I miss going to school to learn. Mummy says that if I miss school then the third floor of my house is my school.But my other half does'nt want to go. It says that I don't have friends. Maybe thats true. They all have me as a secondary friend, when their buddy is gone they talk to me. When their buddy's back they leave me, shun me, and I'm left alone at my table. I busy myself by drawing or writing angry words on scrap paper. Then force a smile ask for permission to go to the toilet, and hurl the piece of paper into the rubbish bin and spit on it.
I'd then wish I could punch the walls till my knuckles bled. When I'm at home I'd ask myself over and over again, why was I treated like that.
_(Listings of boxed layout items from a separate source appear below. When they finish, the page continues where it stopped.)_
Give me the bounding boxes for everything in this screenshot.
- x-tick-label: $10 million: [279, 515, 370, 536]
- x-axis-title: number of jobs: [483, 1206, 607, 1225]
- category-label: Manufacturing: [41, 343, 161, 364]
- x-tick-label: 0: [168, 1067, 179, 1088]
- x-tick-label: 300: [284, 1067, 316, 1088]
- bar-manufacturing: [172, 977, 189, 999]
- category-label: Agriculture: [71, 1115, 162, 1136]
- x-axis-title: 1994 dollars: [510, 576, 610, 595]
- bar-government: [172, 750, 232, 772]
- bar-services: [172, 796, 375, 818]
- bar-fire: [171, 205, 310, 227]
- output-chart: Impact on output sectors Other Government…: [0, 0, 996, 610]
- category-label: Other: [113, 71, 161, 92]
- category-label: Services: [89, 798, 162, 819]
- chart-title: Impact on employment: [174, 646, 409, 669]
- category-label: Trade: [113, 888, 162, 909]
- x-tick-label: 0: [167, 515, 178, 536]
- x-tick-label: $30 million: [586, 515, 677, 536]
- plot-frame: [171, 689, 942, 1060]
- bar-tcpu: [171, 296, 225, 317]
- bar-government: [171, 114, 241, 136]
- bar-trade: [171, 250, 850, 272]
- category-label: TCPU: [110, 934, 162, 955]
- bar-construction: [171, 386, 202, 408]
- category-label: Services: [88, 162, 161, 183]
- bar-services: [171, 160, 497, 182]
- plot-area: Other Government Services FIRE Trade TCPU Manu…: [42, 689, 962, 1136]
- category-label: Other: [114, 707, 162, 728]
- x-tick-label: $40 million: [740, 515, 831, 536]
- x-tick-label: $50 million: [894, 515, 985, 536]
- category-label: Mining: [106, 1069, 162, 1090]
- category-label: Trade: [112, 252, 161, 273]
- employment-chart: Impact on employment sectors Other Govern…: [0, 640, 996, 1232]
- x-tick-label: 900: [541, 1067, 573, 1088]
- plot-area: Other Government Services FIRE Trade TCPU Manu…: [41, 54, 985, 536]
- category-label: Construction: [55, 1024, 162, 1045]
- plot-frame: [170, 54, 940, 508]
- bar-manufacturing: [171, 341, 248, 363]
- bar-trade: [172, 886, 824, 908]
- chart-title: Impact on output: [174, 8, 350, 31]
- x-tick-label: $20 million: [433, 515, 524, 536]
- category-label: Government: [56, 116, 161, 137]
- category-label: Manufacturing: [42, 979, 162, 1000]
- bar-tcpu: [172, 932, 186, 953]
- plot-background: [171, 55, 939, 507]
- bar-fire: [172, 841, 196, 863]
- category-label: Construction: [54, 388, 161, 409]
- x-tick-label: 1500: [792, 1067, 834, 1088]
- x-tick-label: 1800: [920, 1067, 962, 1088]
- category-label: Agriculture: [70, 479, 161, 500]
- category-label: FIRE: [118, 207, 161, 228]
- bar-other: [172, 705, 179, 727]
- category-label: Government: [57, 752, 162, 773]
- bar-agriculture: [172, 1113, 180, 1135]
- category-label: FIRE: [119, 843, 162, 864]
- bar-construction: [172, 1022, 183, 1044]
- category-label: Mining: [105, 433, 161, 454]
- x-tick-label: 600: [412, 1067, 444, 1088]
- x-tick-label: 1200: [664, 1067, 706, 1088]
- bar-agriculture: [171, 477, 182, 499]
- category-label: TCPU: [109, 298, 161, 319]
What had I done wrong that made them dislike me? Then my devil self would say"yea man,you don't deserve to be treated like this you know, you can show then that you don't need them! you can live in a world of your own you know!"but I'd of course shun him. I could'nt listen to anyone at all, let alone some side of me. Maybe the world was meant to be like this. Maybe, just maybe, everyone is as selfish as them.